Modi landed in the remote Himalayan town a day after India and Pakistan traded accusations of ceasefire violations on their disputed border.
He is the first Indian leader to visit the highly sensitive area since a 1999 Pakistan army incursion triggered a conflict between the two countries.
Since then, India has maintained a heavy military presence in Kargil, in the remote mountainous region of Ladakh.
Kargil, where more than half the 20,000-strong population is Muslim, is often cut off in winter.

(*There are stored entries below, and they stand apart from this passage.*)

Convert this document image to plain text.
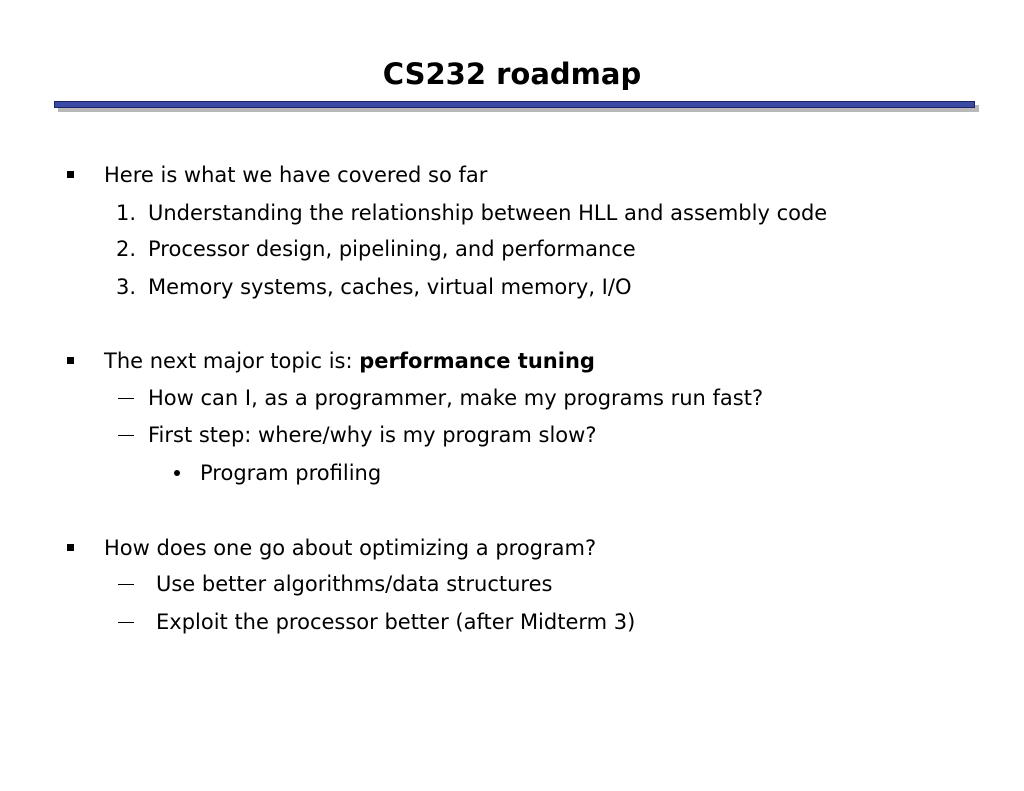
CS232 roadmap
Here is what we have covered so far
1. Understanding the relationship between HLL and assembly code
2. Processor design, pipelining, and performance
3. Memory systems, caches, virtual memory, I/O
The next major topic is: performance tuning
How can I, as a programmer, make my programs run fast?
First step: where/why is my program slow?
Program profiling
How does one go about optimizing a program?
Use better algorithms/data structures
Exploit the processor better (after Midterm 3)
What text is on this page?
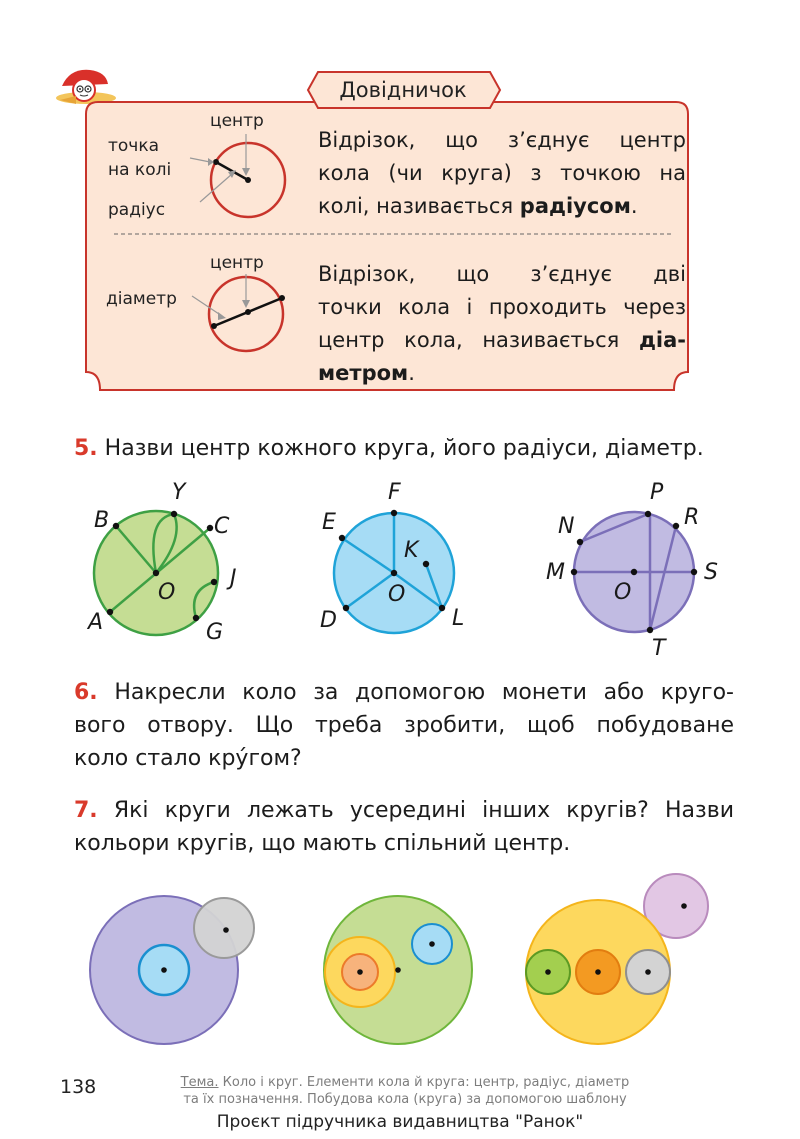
Довідничок
центр
точка
на колі
радіус
Відрізок, що з’єднує центр
кола (чи круга) з точкою на
колі, називається радіусом.
центр
діаметр
Відрізок, що з’єднує дві
точки кола і проходить через
центр кола, називається діа-
метром.
5. Назви центр кожного круга, його радіуси, діаметр.
B
Y
C
O
J
A	G
F
E
K
O
D	L
P
N	R
M
O
S
T
6. Накресли коло за допомогою монети або круго-
вого отвору. Що треба зробити, щоб побудоване
коло стало кру́гом?
7. Які круги лежать усередині інших кругів? Назви
кольори кругів, що мають спільний центр.
138	Тема. Коло і круг. Елементи кола й круга: центр, радіус, діаметр
та їх позначення. Побудова кола (круга) за допомогою шаблону
Проєкт підручника видавництва "Ранок"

It was decked out with flags from Modi's Bharatiya Janata Party as about 5,000 locals listened to him speak.
Earlier Modi spoke to soldiers in Leh, capital of the Ladakh region, and condemned what he called a "proxy war by Pakistan" and said troops were "suffering more casualties from terrorism than from war", the government's Press Information Bureau reported.
Modi, a hardline Hindu nationalist, also pledged to build new roads and develop tourism in the restive Muslim-majority state, where poverty and underdevelopment have strengthened anti-government sentiment.
Kashmir is divided between India and Pakistan, which both claim the region in full but administer separate partial areas. They have fought two of their three wars over its control.
Modi's visit comes a day after Pakistan summoned a senior Indian diplomat over a cross-border firing incident near the eastern city of Sialkot, which the foreign ministry said had left at least one civilian dead.
The Pakistani authorities accused India of a "ceasefire violation" and registered a formal protest.